107:あっという間に1週間が過ぎ……





 御手洗との時間はあっという間に過ぎ、今日が最終日になってしまった。

 その間、元々怪我は大したことが無かったので、ただの学園見学みたいなものだった。


 それでも楽しんでいたようで、今日が最終日だと知った生徒が、御手洗の前に列を作り出した。


「御手洗様! こ、これ調理実習で作ったので、ぜひ食べてください!」


「ありがとうございます。これはカップケーキですか、とても上手に出来ておりますね」


「ぼぼぼ僕と写真を撮っていただけませんか! それが駄目なら握手でも!」


「申し訳ありませんが、写真を撮るのは難しいですね。握手でしたら」


「好きです!」


「ありがとうございます」


 最後の思い出とばかりに好き勝手し、御手洗も何故か優しく対応している。

 その隣で見ている俺は、どんどん不機嫌になってしまう。


 でも今日は休みだから、授業だと言って逃げ出すことも出来ない。

 それを見越して生徒が集まり、こんな状態になったというのもある。


「……部屋から出なければ良かった」


 最終日だからといって、もう一度学園を案内しようなんて考えてしまったのが間違いだった。

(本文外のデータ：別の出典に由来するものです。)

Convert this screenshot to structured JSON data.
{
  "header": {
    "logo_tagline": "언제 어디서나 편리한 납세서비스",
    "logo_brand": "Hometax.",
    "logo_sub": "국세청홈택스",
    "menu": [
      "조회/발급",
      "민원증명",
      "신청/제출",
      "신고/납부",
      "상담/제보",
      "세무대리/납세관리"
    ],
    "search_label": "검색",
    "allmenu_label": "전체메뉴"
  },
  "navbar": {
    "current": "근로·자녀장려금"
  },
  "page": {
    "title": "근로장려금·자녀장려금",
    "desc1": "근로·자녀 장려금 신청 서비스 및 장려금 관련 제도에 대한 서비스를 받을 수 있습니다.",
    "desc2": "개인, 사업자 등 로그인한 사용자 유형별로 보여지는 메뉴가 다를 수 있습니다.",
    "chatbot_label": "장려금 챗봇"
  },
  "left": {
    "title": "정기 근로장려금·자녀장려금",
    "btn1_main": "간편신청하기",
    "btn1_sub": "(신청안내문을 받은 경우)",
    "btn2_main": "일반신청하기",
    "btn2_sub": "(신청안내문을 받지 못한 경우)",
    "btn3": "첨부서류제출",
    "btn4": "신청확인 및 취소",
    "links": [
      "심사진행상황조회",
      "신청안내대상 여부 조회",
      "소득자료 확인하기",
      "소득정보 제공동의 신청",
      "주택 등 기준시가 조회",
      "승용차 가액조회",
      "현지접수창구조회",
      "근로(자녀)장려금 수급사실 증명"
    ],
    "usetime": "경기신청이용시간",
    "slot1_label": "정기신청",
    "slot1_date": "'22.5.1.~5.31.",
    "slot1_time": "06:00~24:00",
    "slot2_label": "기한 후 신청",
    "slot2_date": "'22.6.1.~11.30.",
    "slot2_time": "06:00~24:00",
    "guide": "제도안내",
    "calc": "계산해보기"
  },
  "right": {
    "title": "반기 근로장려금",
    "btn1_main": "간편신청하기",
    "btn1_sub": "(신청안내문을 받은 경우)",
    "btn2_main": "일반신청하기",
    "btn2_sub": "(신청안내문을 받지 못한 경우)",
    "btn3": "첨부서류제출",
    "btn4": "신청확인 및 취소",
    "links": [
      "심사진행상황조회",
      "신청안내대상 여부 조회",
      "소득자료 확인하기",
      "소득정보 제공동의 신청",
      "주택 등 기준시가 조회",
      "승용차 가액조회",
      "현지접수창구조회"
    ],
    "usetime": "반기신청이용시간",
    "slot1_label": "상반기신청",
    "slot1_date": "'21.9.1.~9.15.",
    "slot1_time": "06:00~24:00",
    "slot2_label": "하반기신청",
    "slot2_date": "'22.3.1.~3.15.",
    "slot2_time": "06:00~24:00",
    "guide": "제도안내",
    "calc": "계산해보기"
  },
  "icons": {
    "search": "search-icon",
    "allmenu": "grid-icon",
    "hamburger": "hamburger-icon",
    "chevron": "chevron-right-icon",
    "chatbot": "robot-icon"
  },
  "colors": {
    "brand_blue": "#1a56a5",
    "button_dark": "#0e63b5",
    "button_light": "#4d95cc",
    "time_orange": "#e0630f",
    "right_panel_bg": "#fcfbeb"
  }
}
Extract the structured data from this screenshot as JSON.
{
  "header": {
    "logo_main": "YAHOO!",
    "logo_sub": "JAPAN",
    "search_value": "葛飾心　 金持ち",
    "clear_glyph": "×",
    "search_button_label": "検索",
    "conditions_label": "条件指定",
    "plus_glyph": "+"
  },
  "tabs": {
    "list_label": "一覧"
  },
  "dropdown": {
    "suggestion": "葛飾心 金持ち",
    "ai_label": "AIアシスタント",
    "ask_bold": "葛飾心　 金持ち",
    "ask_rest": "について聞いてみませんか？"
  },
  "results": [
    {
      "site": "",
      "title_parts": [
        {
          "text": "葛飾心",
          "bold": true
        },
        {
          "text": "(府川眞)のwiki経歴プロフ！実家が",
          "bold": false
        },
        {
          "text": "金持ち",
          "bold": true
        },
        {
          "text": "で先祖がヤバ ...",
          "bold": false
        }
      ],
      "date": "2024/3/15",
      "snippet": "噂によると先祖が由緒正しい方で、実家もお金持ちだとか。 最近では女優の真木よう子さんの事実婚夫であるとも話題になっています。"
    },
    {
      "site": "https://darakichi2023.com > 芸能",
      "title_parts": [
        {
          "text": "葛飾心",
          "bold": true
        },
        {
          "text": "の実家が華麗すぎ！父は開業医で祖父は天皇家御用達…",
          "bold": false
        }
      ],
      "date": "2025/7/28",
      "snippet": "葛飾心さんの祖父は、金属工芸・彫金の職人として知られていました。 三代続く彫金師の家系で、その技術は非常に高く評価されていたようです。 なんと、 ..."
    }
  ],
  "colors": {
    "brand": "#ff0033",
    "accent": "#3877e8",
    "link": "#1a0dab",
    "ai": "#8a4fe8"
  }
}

 まさか御手洗の存在を嗅ぎつけられ、10分もしないうちに行列が出来るなんて、夢にも思わなかったのだ。


 さっさと蹴散らせばいい話なのかもしれないが、生徒達の気持ちも分かるので、少しぐらいならと同情してしまった。


 まだまだ終わらなそうだから、俺がここにいなくても別に構わないだろう。


「……少し離れるな」


 聞こえないぐらいの声量で声をかけ、俺はその場からそっと離れる。

 いつもだったら気がつくはずの御手洗や生徒達は、夢中になっていて俺を引き止めることは無かった。

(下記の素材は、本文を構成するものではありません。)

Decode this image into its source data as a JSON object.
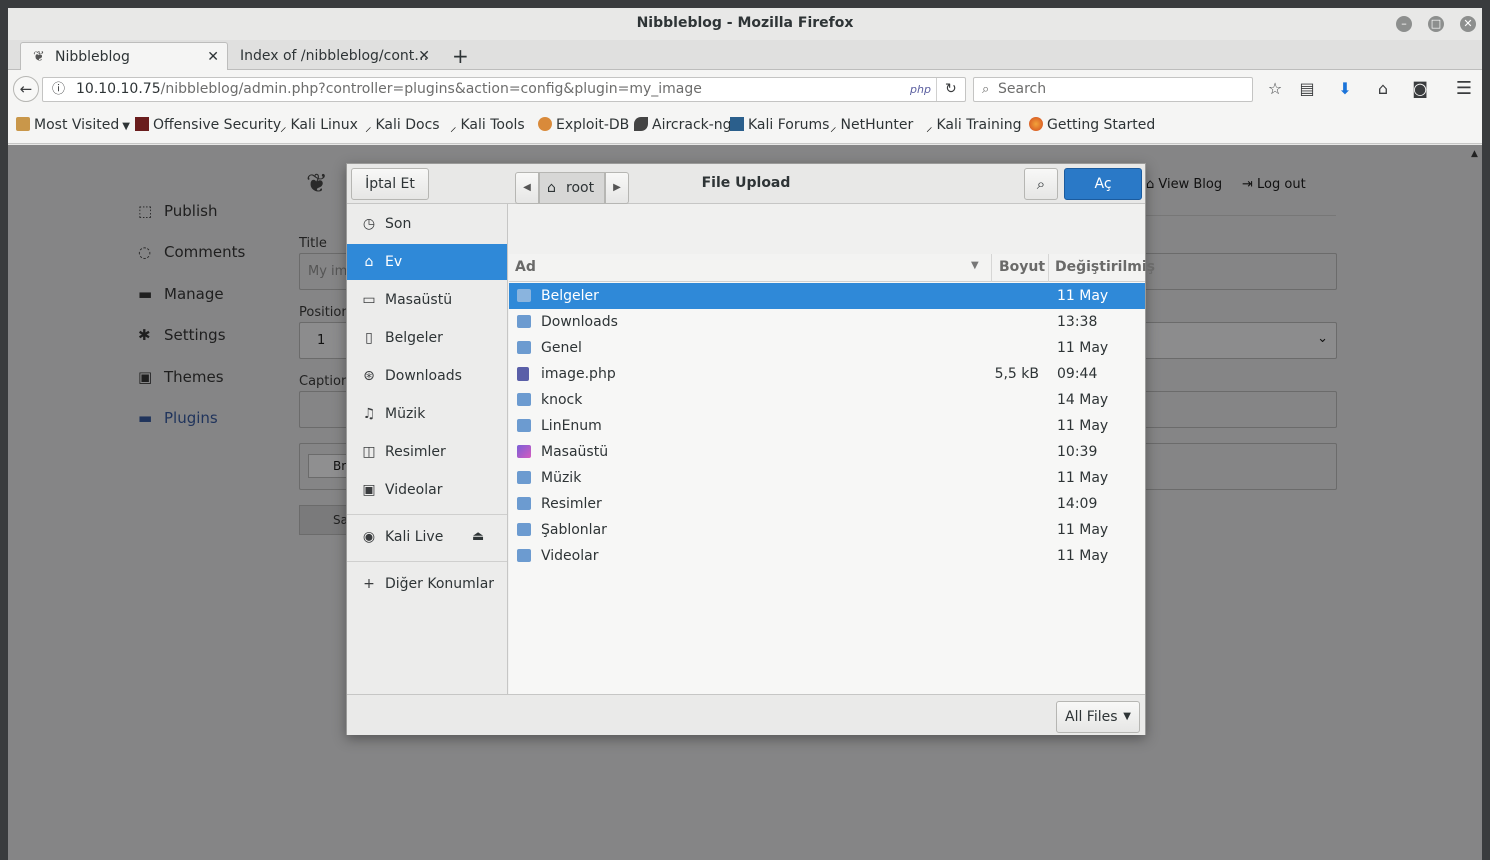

 あまり遠くに行くと心配をかけてしまうので、近いところをふらつきながら、俺は誰もいないのをいいことの頬を膨らませる。


「……御手洗は俺の執事なのに……」


 それは、まるで子供のような独占欲だった。

 御手洗のことは俺だけが知っていればいい。

 絶対に無理な話だけど、そう思ってしまう時もある。


 でもこれはきっと恋ではなく、この世界で唯一、俺の全てを知っている存在だからだ。

 俺の全てを知っているのだから、御手洗のことも俺が全て知っていたい。

 言葉にすると、とてつもなく重い感情だった。


「……御手洗には気が付かれないようにしなきゃ」


 こんな感情を知られたら、さすがの御手洗も俺から逃げ出してしまうかもしれない。

 絶対にこの気持ちは隠しておこう。


 俺はそう決めると、休むのにちょうどいい場所を見つけた。

 遠くに行かないつもりだったけど、普段だったら来ることの無いようなところである。


「こんなところがあったんだ。知らなかった」


 様々な種類の木が植えられ、よくよく見ようとしなければ通り過ぎてしまうような位置に、ベンチが置かれている。

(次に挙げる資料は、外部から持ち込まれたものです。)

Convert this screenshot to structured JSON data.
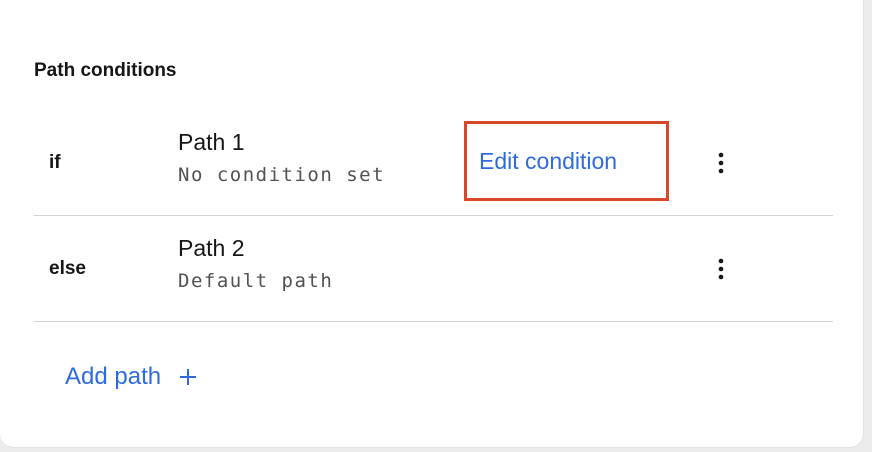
{
  "panel": {
    "section_title": "Path conditions"
  },
  "paths": [
    {
      "keyword": "if",
      "title": "Path 1",
      "subtitle": "No condition set",
      "action_label": "Edit condition",
      "menu_icon": "overflow-menu-vertical-icon"
    },
    {
      "keyword": "else",
      "title": "Path 2",
      "subtitle": "Default path",
      "menu_icon": "overflow-menu-vertical-icon"
    }
  ],
  "add_path": {
    "label": "Add path",
    "icon": "plus-icon"
  },
  "colors": {
    "link": "#2f6bde",
    "highlight_box": "#d9472b",
    "text_primary": "#161616",
    "text_secondary": "#525252",
    "divider": "#d4d4d4"
  }
}
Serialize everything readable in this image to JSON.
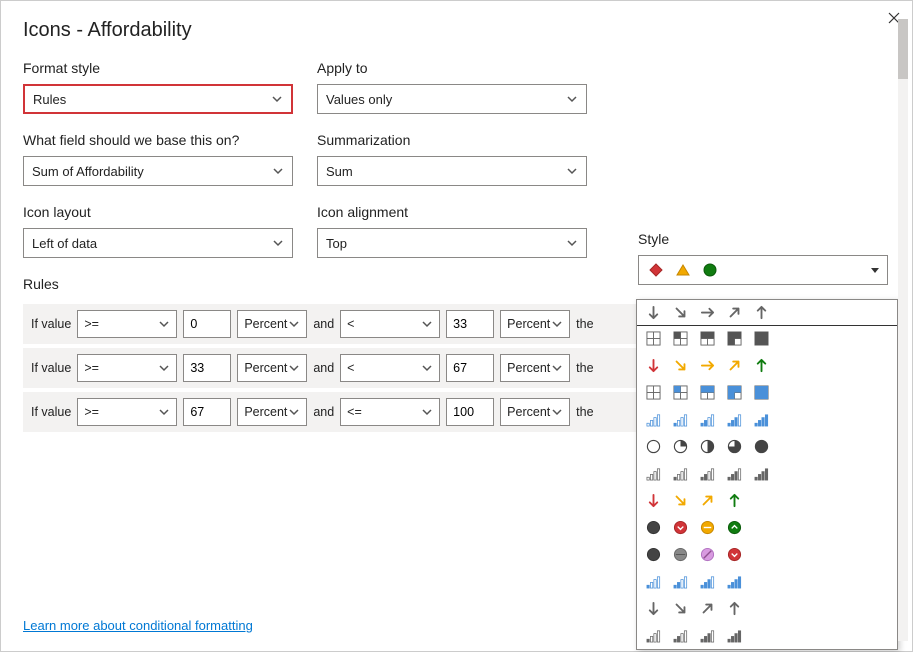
{
  "title": "Icons - Affordability",
  "labels": {
    "formatStyle": "Format style",
    "applyTo": "Apply to",
    "baseField": "What field should we base this on?",
    "summarization": "Summarization",
    "iconLayout": "Icon layout",
    "iconAlignment": "Icon alignment",
    "style": "Style",
    "rules": "Rules",
    "ifValue": "If value",
    "and": "and",
    "then": "the"
  },
  "values": {
    "formatStyle": "Rules",
    "applyTo": "Values only",
    "baseField": "Sum of Affordability",
    "summarization": "Sum",
    "iconLayout": "Left of data",
    "iconAlignment": "Top"
  },
  "rules": [
    {
      "op1": ">=",
      "val1": "0",
      "unit1": "Percent",
      "op2": "<",
      "val2": "33",
      "unit2": "Percent"
    },
    {
      "op1": ">=",
      "val1": "33",
      "unit1": "Percent",
      "op2": "<",
      "val2": "67",
      "unit2": "Percent"
    },
    {
      "op1": ">=",
      "val1": "67",
      "unit1": "Percent",
      "op2": "<=",
      "val2": "100",
      "unit2": "Percent"
    }
  ],
  "learnMore": "Learn more about conditional formatting",
  "selectedStyle": "diamond-triangle-circle"
}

 ベンチのすぐ脇には、樹齢100年以上は過ぎていそうな幹の太い木があり、ちょうどいい感じに日陰を作っていた。


「へえ……なんだか落ち着く場所だな」


 戻るべきなのだと分かってはいたけど、俺は癒しを求めてベンチに座る。

 深々と腰かけて目を閉じれば、風が髪や頬を優しく撫でた。

 周りに木があるおかげか、マイナスイオンでも出ているのではないかというぐらい、心地よい風だ。


 そのまま目を閉じ、俺は大きく息を吐いた。


「……どうしたの? 悩み事?」


「!?」


 すぐ背後から声が聞こえてきて、俺は驚きから転げ落ちそうになった。


「こっち見ちゃ駄目。こういうのは内緒の方が面白いから」


 慌てて声の主を確認するために振り向こうとしたが、楽しそうな声に止められ、変な体勢のまま固まる。


「……この学園の生徒か……?」


 声変わり途中のような、高いけど少しとかすれた声に聞き覚えがない。

 でも全ての生徒の声を一人一人聞いているわけではないので、生徒でも分からないのはありえる。


「んー、どうでしょう。それを教えたらつまらないよね」


「そうか。まあ、いい。こんな所で何をしているんだ?」


「それはこっちのセリフでもあるけどね。ここは僕のお気に入りの場所なんだ。休みに来たら、先客がいたから声をかけただけ」


「あー、悪かった。たまたま目に付いて、少し休んでいた。邪魔だったら移動する」


「別にそれはいいよ。ここは僕の場所っていうわけじゃないし。休みたい人が休めばいい」


 何だか不思議な人だ。

 生徒だった場合を考えて俺様演技をしているのだが、気を抜くと素が出てしまいそうになる。

 そしてそれが嫌じゃない。


 正体を知りたいけど、知ったらもう二度と会えない気がして、振り向こうとする体を止める。


「助かる」


「別にお礼を言われることじゃないよ。それで、お兄さんはどうしてそんなに疲れているの? 僕で良かったら話を聞こうか?」


「あ?」


 誰だか分からない人に、悩み事を話すなんてそうそうない。

 俺も提案された瞬間は、何を馬鹿なことを言っているのだと口に出してしまいそうになった。


「…………そうだな。少しだけな」


 でも数秒で考え直し、いつの間にか相談する流れになっていた。

 この人なら、別に話をしてもいいと判断した。


 本当に誰なのか。

 どこか冷静な部分が訴えるが、俺は気にすることなく話を進めた。